Elephants Still Don’t Play Chess
Why information gathering actions are key to a robot's success.
In 1990, Rod Brooks published “Elephants Don’t Play Chess” in Robotics and Autonomous Systems. He was reacting against 30 years of research in symbolic methods, which had failed to achieve human-level intelligence. One of the crowning achievements of this work was the ability to play chess using classic AI techniques such as breadth-first search and alpha-beta pruning that culminated in successes such as IBM’s DeepBlue.
But Good Old Fashioned AI (GOFAI) assumed that the underlying board state was provided to the system as a symbolic input. They consciously scoped out the problem of mapping from higher-dimensional perceptual input to the lower-dimensional game state, a wise choice given the computational resources available at that time. In Chess, whether it’s a wooden Staunton set, a plastic tournament set, a screenshot from chess.com, or a textual list of moves, all represent the same underlying game state. Yet these representations have radically different visual appearances.

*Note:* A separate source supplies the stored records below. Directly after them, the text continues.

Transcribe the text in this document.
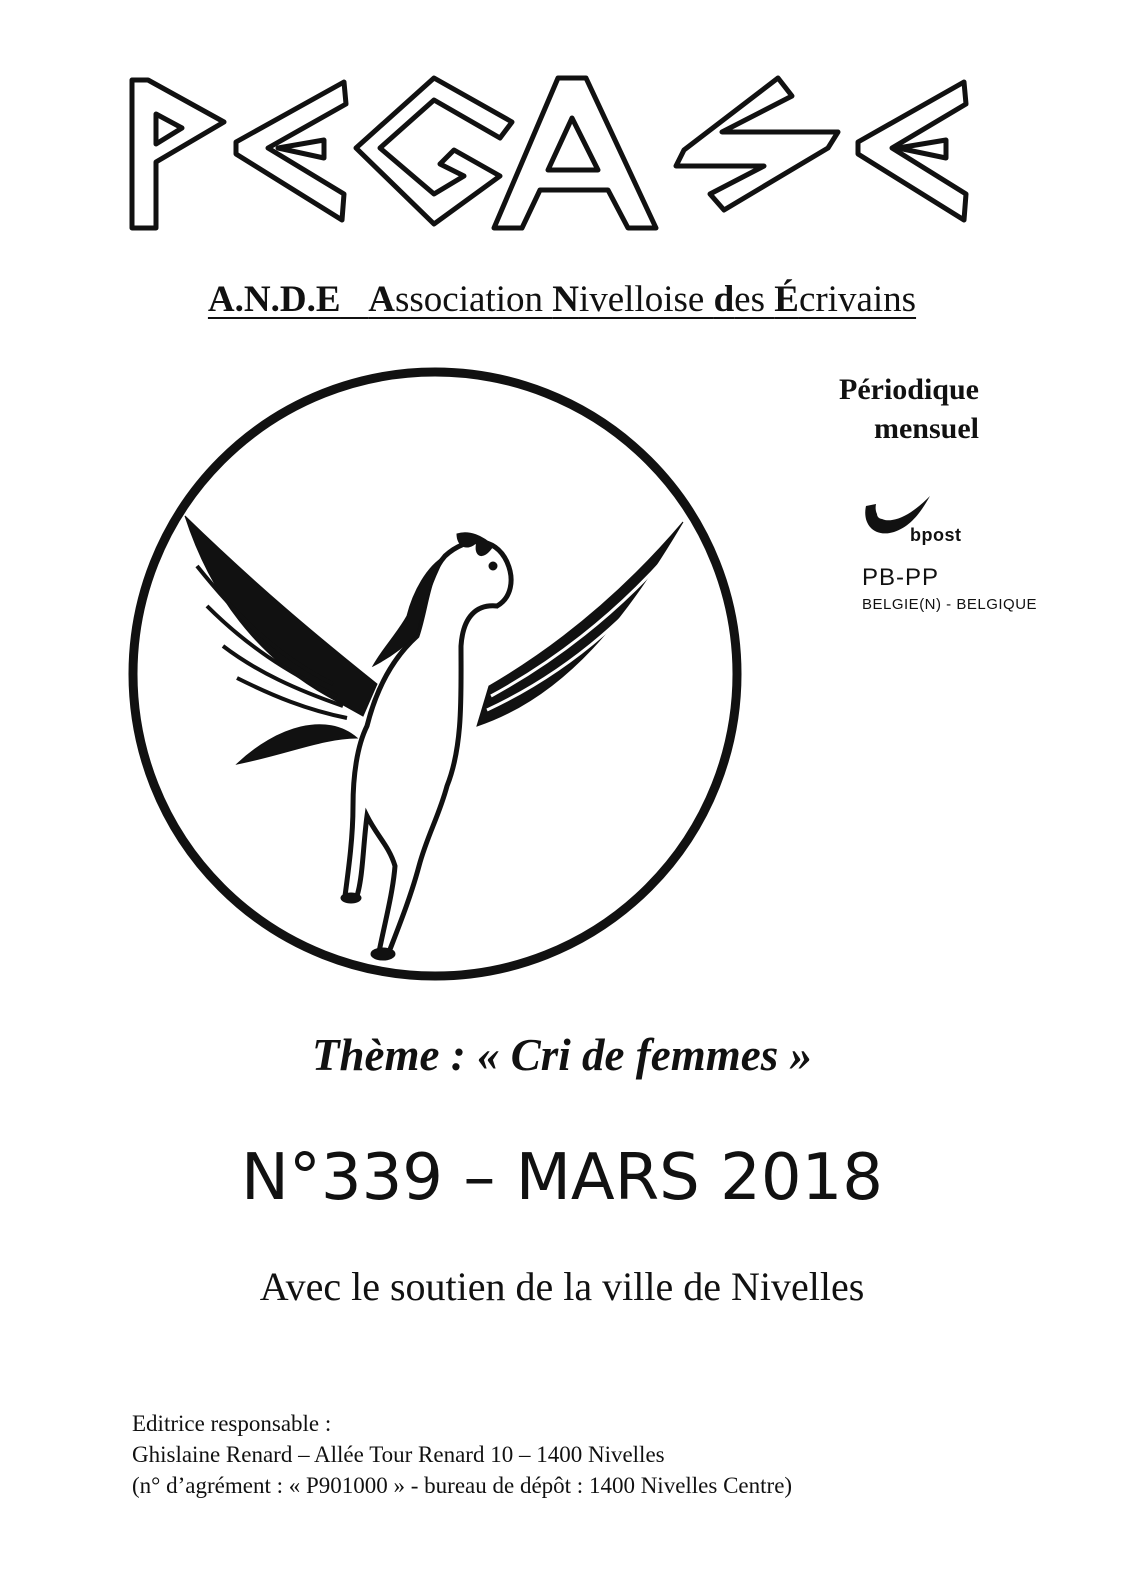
A.N.D.E Association Nivelloise des Écrivains
Périodique
mensuel
bpost
PB-PP
BELGIE(N) - BELGIQUE
Thème : « Cri de femmes »
N°339 – MARS 2018
Avec le soutien de la ville de Nivelles
Editrice responsable :
Ghislaine Renard – Allée Tour Renard 10 – 1400 Nivelles
(n° d’agrément : « P901000 » - bureau de dépôt : 1400 Nivelles Centre)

ChatGPT has largely solved this problem. It can quickly and accurately translate an image of a chessboard into a symbolic representation and then reason about game state, board positions, and next moves for all of these very different images.
But what happens when the representation is unfamiliar?
I got my nephew a vintage Star Wars chess set for his birthday. (You can find good things at SwapFest.) Yoda is the white king, and Emperor Palpatine is the black king. The pieces are detailed figurines of characters . We set up a game, and almost immediately ran into a problem: we couldn’t tell what pieces were which. Is Chewbacca a bishop or a knight? The Stormtrooper could be a pawn or a rook.
ChatGPT has the same problem. When I showed it a picture of the Star Wars board, it couldn’t reliably render the game state. It asked for clarification about which pieces mapped to which symbols. The mapping that works so well for standard chess sets breaks down when the visual vocabulary is unfamiliar.
(left) My nephew and I mid-game on the Star Wars Saga Edition chess set
(right) ChatGPT5.2’s attempt at rendering the game state (generated 12/15/2025)
Here’s what my nephew and I did when we got confused: we picked up the piece and looked at the base. Each figurine has a small chess symbol printed on the base. Chewbacca is a knight. The Stormtrooper is a pawn. Problem solved.
This is an information-gathering action. It requires moving an end effector to a specific location in the world, manipulating an object, and focusing on new information that wasn’t previously visible. It’s a simple behavior, something a child does without thinking. But it’s precisely the kind of output that ChatGPT cannot generate. ChatGPT can ask a person to flip the piece over. It can request clarification. But it cannot, itself, produce the high-dimensional motor output necessary to collect this information on its own. It can reason about chess at a high level, but it cannot take the physical action that would resolve its uncertainty, at least not yet.
This connects to the embodiment gap that David and I described in our Grounded Turing Test work. There is a facet of intelligence that involves processing high-dimensional sensor input and producing high-dimensional actuator output to perform goal-directed behavior in the physical world. LLMs are far on one side of this spectrum; crows, dogs, and three-year-olds are on the other.
To create robots that can perform these behaviors, we need methods such as reinforcement learning that enable the robot to discover actions outside the demonstration distribution. We need representations like Partially Observable Markov Decision Processes that explicitly model what the agent knows and what it doesn’t. These frameworks describe a robot capable of reasoning about its own uncertainty and taking actions specifically to reduce it.
Brooks’ critique from 1990 still points to something real. The boundary has moved. Embodied intelligence requires the ability to act in the world to gather information, and that remains an open problem.
Thanks to Jessica Hodgkins , Staci Intriligator, and my nephew for their help with this post. All errors and opinions are our own.